If you're here, it's probably because you need to extract variables from an XML (like SOAP) response using JMeter. Best of all, it works with HTML Too.
XPath expressions are a language to select nodes within an XML document. XPath supports different kind of expressions to select various parts of the document.
Expression
Selects
name
All nodes with name name
/
starting from the root node
//
Selects nodes in the document from the current node that match the selection no matter where they are
We can apply the following XPath Expressions to select nodes:
Path Expression
Selects
/
The document node
/root
The 'root' element
/root/actors/actor
All 'actor' elements that are direct children of the 'actors' element
//foo:singer
All 'singer' elements regardless of their positions in the document
//foo:singer/@id
The 'id' attributes of the 'singer' elements regardless of their positions in the document
//actor[1]/text()
The textual value of first 'actor' element
//actor[last()]
The last 'actor' element
//actor[position() < 3]
The first and second 'actor' elements using their position
//actor[@id]
All 'actor' elements that have an 'id' attribute
//actor[@id='3']
The 'actor' element with the 'id' attribute value of '3'
//actor[@id<=3]
All 'actor' nodes with the 'id' attribute value lower or equal to '3'
/root/foo:singers/*
All the children of the 'singers' node.
//*
All the elements in the document.
//actor|//foo:singer
All the 'actor' elements AND the 'singer' elements.
name(//*[1])
Name of the first element in the document.
number(//actor[1]/@id)
Numeric value of the 'id' attribute of the first 'actor' element.
string(//actor[1]/@id)
String representation value of the 'id' attribute of the first 'actor' element.
string-length(//actor[1]/text())
Length of the first 'actor' element's textual value.

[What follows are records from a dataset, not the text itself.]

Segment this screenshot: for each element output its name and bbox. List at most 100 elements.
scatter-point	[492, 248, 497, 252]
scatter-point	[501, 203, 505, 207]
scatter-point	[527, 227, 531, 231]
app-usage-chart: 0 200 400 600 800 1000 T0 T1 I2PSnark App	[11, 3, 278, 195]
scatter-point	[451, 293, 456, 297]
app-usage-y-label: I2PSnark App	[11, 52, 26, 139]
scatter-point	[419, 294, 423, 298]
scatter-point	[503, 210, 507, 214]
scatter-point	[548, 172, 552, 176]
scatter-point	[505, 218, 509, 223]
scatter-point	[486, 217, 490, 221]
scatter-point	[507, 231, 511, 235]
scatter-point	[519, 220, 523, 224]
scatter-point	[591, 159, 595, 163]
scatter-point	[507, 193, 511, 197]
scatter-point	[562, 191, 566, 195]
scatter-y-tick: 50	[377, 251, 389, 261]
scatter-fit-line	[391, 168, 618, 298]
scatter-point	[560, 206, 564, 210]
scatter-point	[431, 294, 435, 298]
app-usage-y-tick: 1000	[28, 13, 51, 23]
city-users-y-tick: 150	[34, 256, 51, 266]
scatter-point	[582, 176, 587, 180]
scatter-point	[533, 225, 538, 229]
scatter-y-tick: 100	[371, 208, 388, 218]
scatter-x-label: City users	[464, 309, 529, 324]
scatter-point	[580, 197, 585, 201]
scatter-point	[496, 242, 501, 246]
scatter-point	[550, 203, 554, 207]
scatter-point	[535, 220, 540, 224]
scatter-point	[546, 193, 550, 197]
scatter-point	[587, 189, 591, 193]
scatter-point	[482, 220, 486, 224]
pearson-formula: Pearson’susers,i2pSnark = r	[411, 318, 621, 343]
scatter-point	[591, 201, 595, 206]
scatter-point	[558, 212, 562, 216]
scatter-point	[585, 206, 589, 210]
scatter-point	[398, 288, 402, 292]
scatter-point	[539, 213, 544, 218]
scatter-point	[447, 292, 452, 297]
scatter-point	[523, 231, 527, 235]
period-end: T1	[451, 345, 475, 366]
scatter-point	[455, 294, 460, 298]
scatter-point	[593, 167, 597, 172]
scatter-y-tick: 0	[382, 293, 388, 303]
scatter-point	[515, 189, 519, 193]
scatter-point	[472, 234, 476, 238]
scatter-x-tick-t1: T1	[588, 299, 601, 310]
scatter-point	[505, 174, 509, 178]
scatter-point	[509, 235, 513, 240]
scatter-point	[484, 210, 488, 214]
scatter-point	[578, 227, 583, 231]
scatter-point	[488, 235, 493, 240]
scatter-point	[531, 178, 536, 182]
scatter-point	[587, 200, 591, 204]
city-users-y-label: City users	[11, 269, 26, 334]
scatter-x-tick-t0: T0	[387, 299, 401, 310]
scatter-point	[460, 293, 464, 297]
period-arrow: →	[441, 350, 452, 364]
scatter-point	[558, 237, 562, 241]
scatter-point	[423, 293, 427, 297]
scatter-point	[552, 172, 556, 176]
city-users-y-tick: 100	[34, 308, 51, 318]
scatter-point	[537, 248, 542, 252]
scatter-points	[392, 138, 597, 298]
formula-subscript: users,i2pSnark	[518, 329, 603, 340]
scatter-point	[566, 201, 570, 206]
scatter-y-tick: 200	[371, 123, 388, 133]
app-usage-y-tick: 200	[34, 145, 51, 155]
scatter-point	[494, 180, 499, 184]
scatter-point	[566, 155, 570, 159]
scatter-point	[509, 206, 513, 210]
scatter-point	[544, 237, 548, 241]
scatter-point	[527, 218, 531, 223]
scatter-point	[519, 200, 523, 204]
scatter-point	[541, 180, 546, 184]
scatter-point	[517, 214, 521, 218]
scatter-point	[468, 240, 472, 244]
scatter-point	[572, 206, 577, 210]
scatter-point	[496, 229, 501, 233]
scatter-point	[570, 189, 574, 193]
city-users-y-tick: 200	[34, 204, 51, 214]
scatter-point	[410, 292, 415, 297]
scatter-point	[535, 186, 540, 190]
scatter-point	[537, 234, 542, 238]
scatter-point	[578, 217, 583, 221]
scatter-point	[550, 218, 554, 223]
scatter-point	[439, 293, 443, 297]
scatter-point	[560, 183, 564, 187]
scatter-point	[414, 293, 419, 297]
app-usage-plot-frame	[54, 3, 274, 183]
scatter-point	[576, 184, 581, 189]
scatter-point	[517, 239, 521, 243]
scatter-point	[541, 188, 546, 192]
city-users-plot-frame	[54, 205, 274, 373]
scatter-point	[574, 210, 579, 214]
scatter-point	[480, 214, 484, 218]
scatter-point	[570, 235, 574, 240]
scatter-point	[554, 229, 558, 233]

local-name(//foo:singer[1])
Select the local name of the first 'singer' element, i.e. without the namespace.
count(//foo:singer)
Select the number of 'singer' elements.
sum(//foo:singer/@id)
Select the sum of the 'id' attributes of the 'singer' elements.
As you can see, there is nothing difficult here. It's just a matter of practice to get things working the way you want. The trickiest part is to test XPath expressions on a given response.
Need to try some Xpath Expressions quickly outside JMeter? Give a try to XPath Tester. It supports configuring both the XML input and the XPath expression.
Let's now explore JMeter's XPath Extractor settings.
JMeter's XPath Extractor has some interesting advanced features:
Use Tidy (tolerant parser): If checked use Tidy to parse HTML response into XHTML,
Use Tidy" should be checked on for HTML response. Such response is converted to valid XHTML (XML compatible HTML) using Tidy,
Use Tidy" should be unchecked for both XHTML or XML response (for example RSS).
For HTML, CSS/JQuery Extractor is the correct and performing solution. Don't use XPath for HTML extractions.
Tidy should be used when receiving invalid XML responses. Tidy is much more tolerant than the built-in XML parser.
When Tidy is selected:
Quiet: Sets the Tidy Quiet flag ,
Report Errors If a Tidy error occurs, then set the Assertion accordingly,
Show warnings: Sets the Tidy showWarnings option.
When Tidy is not selected:
Use Namespaces: If checked, then the XML parser will use namespace resolution.(see note below on NAMESPACES) Note that currently only namespaces declared on the root element will be recognised. See below for user-definition of additional workspace names,
Validate XML: Check the document against its schema,
Ignore Whitespace: Ignore Element Whitespace,
Fetch External DTDs: If selected, external DTDs are fetched,
Return entire XPath fragment instead of text content? If selected, the fragment will be returned rather than the text content.
For example //title would return <title>Apache JMeter</title> rather than Apache JMeter. In this case, //title/text() would return Apache JMeter.
Let's take an example script we've setup for this purpose.
The script is configured with the following settings:
Thread Group: very simple one with just one concurrent user simulated,
Dummy Sampler: Simulates a request whose response is the XML from the example above. The plugin is not installed? Follow our JMeter Plugins Installation Guide.
You should be aware that using XPath expressions on XML / HTML responses consumes a significant amount of CPU and Memory. That being said, it may be much more practical to use XPath expressions (and not JMeter Regexp Extractor) when regular expressions are unsuitable. Typically, it happens when the content to extract is very similar to non-related other content.
Keep in mind the XPath extractor parses the HTML / XML Response and converts it to a DOM document. That's typically what web browsers do and it runs fine for a single client. But it often hurts performance as stated in our guide Optimize JMeter for Large Scale Tests.
Got only light load to simulate? Fine! Otherwise, keep an eye on the load generator's CPU and memory usage.